In response to a follow-up question, he said he was not aware that, during a press conference on 29 December, the United Nations system’s figure for civilian fatalities reflected only women and children, a method not used in any other situation monitored.
Asked about the delivery of humanitarian assistance, he said two or three crossings were open and he was satisfied with Israeli cooperation in helping with much-needed humanitarian emergency items, including medicines and grain. There was an enormous shortage in Gaza in addition to a problem of delivery in adverse circumstances.

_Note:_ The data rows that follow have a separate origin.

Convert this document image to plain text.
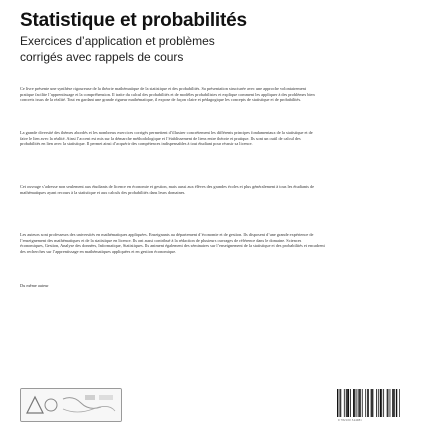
Statistique et probabilités

Exercices d’application et problèmes

corrigés avec rappels de cours

Ce livre présente une synthèse rigoureuse de la théorie mathématique de la statistique et des probabilités. Sa présentation structurée avec une approche volontairement pratique facilite l’apprentissage et la compréhension. Il traite du calcul des probabilités et de modèles probabilistes et explique comment les appliquer à des problèmes bien concrets issus de la réalité. Tout en gardant une grande rigueur mathématique, il expose de façon claire et pédagogique les concepts de statistique et de probabilités.

La grande diversité des thèmes abordés et les nombreux exercices corrigés permettent d’illustrer concrètement les différents principes fondamentaux de la statistique et de faire le lien avec la réalité. Ainsi l’accent est mis sur la démarche méthodologique et l’établissement de liens entre théorie et pratique. Ils sont un outil de calcul des probabilités en lien avec la statistique. Il permet ainsi d’acquérir des compétences indispensables à tout étudiant pour réussir sa licence.

Cet ouvrage s’adresse non seulement aux étudiants de licence en économie et gestion, mais aussi aux élèves des grandes écoles et plus généralement à tous les étudiants de mathématiques ayant recours à la statistique et aux calculs des probabilités dans leurs domaines.

Les auteurs sont professeurs des universités en mathématiques appliquées. Enseignants au département d’économie et de gestion. Ils disposent d’une grande expérience de l’enseignement des mathématiques et de la statistique en licence. Ils ont aussi contribué à la rédaction de plusieurs ouvrages de référence dans le domaine. Sciences économiques, Gestion, Analyse des données, Informatique, Statistiques. Ils animent également des séminaires sur l’enseignement de la statistique et des probabilités et encadrent des recherches sur l’apprentissage en mathématiques appliquées et en gestion économique.

Du même auteur

9 782100 544981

The United Nations was gravely concerned about the prospect of a ground attack, he said in answer to a question as to whether such an event would trigger yet another cycle of violence and a further escalation of the conflict. It was not clear whether Hamas would be willing to accept the terms of an internationally brokered ceasefire, such as the cessation of rocket firing and arms smuggling, and accept an international monitoring force on its borders. If Hamas had the well-being of the Palestinians at heart, they would be looking for a way out of the “very deep crisis”.
Asked for an update on a request to the Israeli Government for an investigation into the killing of eight students in front of the United Nations building in Gaza and other incidents, Mr. Serry said that he and Karen AbuZayd, Commissioner General of the United Nations Relief and Works Agency for Palestine Refugees in the Near East (UNRWA), had sent a joint letter to Israel’s Defence Minister protesting that incident, as well as the severe damage to the Special Coordinator’s headquarters in Gaza, which was next to the Presidential compound.